Comparison of high-resolution melting analysis with direct sequencing for the detection of recurrent mutations in DNA methyltransferase 3A and isocitrate dehydrogenase 1 and 2 genes in acute myeloid leukemia patients

• Published in: European journal of haematology Vol. 96; no. 2; pp. 181 - 187
• Main Authors: Gorniak, Patryk, Ejduk, Anna, Borg, Katarzyna, Makuch-Lasica, Hanna, Nowak, Grazyna, Lech-Maranda, Ewa, Prochorec-Sobieszek, Monika, Warzocha, Krzysztof, Juszczynski, Przemyslaw
• Format: Journal Article
• Language: English
• Published: England Blackwell Publishing Ltd 01.02.2016
• Subjects: Adult; DNA (cytosine-5-)-methyltransferase 3; DNA (Cytosine-5-)-Methyltransferases - genetics; DNA Mutational Analysis - economics; DNA Mutational Analysis - methods; Epigenesis, Genetic; Female; Gene Expression; high-resolution melting; High-Throughput Nucleotide Sequencing; Humans; Isocitrate Dehydrogenase - genetics; isocitrate dehydrogenase 1/2; Leukemia, Myeloid, Acute - diagnosis; Leukemia, Myeloid, Acute - genetics; Leukemia, Myeloid, Acute - pathology; Male; Mutation; mutation screening; Nucleic Acid Denaturation; Retrospective Studies; sensitivity; DNA (cytosine-5-)-methyltransferase 3; mutation screening; sensitivity; high-resolution melting; isocitrate dehydrogenase 1/2
• ISSN: 0902-4441; 1600-0609
• DOI: 10.1111/ejh.12566

Acute myeloid leukemia (AML) cells harbor frequent mutations in genes responsible for epigenetic modifications.
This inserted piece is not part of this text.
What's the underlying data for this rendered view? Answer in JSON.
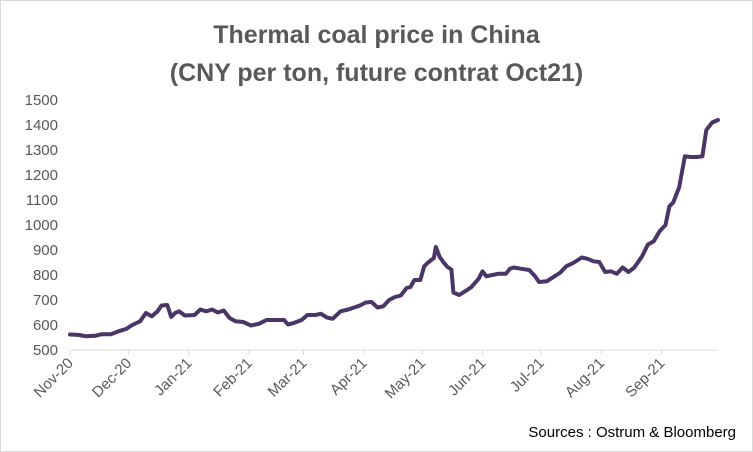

Increasing evidence of clinical role of DNMT3A and IDH1/2 mutations highlights the need for a robust and inexpensive test to identify these mutations in routine diagnostic work‐up. Herein, we compared routinely used direct sequencing method with high‐resolution melting (HRM) assay for screening DNMT3A and IDH1/2 mutations in patients with AML. We show very high concordance between HRM and Sanger sequencing (100% samples for IDH2‐R140 and DNMT3‐R882 mutations, 99% samples for IDH1‐R132 and IDH2‐R172 mutations). HRM method reported no false‐negative results, suggesting that it can be used for mutations screening. Moreover, HRM displayed much higher sensitivity in comparison with DNA sequencing in all assessed loci. With Sanger sequencing, robust calls were observed when the sample contained 50% of mutant DNA in the background of wild‐type DNA. In marked contrast, the detection limit of HRM improved down to 10% of mutated DNA. Given the ubiquitous presence of wild‐type DNA background in bone marrow aspirates and clonal variations regarding mutant allele burden, these results favor HRM as a sensitive, specific, labor‐, and cost‐effective tool for screening and detection of mutations in IDH1/2 and DNMT3A genes in patients with AML.